A Fortuna pregou-lhe uma peça hoje. Na verdade vem fazendo isso desde que nasceu, lembra-se? Você acreditou estar vivo, estar vivendo mais um dia e respirando o ar que um deus lhe pôs na boca ou acreditou que uma chama acendia-se no peito chamuscando a mão daquele que não dizemos o nome. O Barqueiro ficava ali na espreita observando e de conluio com a Fortuna e os Outros. Não se assuste, eles são assim mesmo, Luciano que era homem bom e não se dobrava, apenas ria. Infelizmente passou a vez dele também, meu caro Leitor, e não há mais respeito no outro mundo. Eles querem coagir todos à supremacia do medo. A superstição que vigora dentro de si desde que acreditou em Fortuna, e basta uma vez para que seja desgraçada a morte inteira, prevalece.

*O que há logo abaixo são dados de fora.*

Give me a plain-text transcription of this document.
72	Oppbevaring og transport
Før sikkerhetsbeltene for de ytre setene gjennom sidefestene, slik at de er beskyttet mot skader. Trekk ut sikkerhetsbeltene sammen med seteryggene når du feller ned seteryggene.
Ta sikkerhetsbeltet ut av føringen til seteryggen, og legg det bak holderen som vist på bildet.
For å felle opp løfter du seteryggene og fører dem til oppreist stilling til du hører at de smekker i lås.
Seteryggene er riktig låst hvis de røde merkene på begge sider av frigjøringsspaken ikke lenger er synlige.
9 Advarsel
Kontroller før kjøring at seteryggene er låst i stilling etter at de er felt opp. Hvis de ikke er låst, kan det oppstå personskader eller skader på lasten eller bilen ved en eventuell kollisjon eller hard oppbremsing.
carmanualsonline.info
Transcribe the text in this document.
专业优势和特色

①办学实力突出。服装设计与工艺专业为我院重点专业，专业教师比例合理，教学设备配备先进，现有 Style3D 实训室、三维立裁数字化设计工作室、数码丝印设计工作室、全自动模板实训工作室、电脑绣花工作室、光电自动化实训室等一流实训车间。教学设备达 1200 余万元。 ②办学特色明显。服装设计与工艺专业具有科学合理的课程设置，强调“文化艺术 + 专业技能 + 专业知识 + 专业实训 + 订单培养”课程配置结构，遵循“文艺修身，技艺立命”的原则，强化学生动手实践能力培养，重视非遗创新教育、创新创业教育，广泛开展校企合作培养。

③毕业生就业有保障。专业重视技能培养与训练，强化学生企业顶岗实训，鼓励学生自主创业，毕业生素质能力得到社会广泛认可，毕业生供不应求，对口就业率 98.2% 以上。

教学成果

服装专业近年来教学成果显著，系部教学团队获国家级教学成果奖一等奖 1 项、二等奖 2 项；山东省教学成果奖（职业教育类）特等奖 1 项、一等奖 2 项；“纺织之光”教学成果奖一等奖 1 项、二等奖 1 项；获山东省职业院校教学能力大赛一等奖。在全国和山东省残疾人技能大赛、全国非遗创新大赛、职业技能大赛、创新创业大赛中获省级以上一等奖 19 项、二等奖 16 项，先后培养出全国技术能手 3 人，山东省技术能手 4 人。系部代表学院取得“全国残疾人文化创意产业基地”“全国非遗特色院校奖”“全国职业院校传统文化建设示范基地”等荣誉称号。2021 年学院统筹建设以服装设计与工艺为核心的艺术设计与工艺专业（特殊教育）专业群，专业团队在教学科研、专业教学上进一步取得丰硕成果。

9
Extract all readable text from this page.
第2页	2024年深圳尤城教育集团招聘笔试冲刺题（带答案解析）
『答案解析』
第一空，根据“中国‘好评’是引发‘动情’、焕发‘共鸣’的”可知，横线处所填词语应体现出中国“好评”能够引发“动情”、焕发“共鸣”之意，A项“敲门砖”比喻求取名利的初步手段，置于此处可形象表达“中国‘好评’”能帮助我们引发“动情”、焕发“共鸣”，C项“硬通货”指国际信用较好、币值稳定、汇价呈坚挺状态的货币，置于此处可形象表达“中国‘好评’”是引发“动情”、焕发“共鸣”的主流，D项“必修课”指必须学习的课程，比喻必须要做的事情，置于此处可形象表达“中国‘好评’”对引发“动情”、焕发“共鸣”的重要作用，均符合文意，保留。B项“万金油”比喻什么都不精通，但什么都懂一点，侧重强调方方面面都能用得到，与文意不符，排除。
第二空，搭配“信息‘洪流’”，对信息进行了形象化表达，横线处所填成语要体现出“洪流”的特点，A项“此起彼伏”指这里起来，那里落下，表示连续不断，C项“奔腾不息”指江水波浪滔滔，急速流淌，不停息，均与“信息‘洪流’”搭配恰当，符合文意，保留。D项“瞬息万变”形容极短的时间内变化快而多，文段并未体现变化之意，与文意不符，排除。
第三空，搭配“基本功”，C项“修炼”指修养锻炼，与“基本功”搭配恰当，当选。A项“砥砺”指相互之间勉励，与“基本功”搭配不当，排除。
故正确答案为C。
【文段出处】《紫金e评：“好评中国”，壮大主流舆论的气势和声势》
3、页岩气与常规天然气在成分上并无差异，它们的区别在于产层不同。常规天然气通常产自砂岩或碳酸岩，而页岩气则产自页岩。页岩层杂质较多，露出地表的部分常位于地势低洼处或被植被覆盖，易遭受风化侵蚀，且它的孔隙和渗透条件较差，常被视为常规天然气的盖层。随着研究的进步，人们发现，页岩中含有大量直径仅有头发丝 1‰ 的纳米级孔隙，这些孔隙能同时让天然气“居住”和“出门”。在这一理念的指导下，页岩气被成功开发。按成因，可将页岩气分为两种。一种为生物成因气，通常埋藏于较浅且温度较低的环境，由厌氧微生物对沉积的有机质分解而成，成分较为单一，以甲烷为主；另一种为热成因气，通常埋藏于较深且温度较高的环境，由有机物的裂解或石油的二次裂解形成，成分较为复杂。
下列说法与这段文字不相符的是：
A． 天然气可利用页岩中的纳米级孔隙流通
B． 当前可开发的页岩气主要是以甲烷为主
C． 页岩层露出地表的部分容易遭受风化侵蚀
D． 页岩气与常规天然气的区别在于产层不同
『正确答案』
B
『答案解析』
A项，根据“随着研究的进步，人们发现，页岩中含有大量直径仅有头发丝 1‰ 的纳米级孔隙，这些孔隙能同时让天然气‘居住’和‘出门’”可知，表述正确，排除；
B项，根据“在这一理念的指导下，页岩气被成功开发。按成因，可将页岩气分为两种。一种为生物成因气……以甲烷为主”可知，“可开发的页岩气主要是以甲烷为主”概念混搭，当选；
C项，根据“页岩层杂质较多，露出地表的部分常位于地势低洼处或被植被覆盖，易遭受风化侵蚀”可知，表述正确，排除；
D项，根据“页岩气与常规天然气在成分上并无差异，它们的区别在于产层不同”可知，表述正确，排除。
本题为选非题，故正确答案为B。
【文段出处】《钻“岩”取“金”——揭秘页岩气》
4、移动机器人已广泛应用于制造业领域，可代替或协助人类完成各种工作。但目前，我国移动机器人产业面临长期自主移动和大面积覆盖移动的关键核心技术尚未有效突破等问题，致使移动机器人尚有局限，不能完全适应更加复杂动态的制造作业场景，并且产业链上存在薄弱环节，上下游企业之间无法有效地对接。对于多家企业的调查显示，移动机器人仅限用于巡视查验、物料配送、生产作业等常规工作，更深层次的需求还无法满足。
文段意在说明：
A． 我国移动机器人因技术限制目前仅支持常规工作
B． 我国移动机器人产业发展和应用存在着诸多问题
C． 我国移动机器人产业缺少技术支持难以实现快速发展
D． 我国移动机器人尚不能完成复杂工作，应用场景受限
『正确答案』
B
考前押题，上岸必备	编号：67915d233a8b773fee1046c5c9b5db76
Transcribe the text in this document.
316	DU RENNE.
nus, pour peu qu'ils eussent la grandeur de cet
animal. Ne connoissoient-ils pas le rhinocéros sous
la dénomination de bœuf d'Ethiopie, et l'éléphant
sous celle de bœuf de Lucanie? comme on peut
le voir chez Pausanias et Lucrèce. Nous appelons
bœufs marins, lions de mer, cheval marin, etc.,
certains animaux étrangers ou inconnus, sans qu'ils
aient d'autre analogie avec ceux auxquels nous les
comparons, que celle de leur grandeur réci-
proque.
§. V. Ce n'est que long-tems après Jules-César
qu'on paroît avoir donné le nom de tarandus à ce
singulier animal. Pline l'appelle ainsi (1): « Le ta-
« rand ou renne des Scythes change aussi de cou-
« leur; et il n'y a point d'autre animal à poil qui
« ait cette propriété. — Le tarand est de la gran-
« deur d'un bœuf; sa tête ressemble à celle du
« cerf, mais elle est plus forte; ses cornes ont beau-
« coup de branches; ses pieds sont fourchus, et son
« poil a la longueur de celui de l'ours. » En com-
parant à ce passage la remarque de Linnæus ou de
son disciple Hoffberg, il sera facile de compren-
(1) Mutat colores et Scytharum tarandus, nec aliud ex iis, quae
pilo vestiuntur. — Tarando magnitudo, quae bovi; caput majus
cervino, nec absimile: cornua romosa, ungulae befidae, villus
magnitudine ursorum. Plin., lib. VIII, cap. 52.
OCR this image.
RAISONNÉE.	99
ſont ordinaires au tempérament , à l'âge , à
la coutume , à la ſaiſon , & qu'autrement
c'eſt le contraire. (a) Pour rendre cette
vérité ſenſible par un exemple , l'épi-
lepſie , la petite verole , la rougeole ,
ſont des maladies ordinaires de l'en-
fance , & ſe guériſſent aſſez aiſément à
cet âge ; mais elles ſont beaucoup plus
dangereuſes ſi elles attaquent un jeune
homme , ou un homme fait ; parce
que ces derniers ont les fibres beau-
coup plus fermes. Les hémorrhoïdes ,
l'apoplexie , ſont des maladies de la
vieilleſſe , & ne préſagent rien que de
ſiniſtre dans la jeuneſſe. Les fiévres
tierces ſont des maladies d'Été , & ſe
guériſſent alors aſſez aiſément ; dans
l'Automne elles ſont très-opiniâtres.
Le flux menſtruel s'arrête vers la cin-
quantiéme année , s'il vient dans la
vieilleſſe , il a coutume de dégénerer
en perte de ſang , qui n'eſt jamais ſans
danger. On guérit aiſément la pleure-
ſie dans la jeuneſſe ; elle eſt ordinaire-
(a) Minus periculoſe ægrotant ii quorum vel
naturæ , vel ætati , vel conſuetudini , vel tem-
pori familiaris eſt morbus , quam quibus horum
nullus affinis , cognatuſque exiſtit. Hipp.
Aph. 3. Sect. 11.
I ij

Por qual razão rói as unhas? A vontade é tamanha de estar recluso dentro de si que precisa ingerir seus próprios fragmentos e forçosamente o faz, o ardor da autofagia que libera-lhe momentaneamente deste mundo perdido, uma satisfação do desejo de ter a si para sempre e não desperdiçar um pedaço sequer que é seu. Rói as unhas pela desrazão e quer parecer com aqueles amotinados, quer jogar na roda da Fortuna para que a sorte lhe traga um bem e esquece-se que eles não são deste mundo e tramam o seu fim. Arranca pedaço por pedaço ao longo do dia e Narciso sorri envolto de si, cheio de beleza e formosura. Decorre que ainda esnoba aqueles, cuspindo o pedaço já mastigado e arrancando os seus pêlos mostra que tem muito ainda dentro de si. Achei que fosse piada, mas descobri que tem vergonha daquilo que é, pelo medo de ser e viver, prefere a morte. Tem vergonha e cobre-se com panos, tem trauma de ser Homem e faz de tudo para descaracterizar a sua forma, minha metonímia. Faz o jogo dos deuses.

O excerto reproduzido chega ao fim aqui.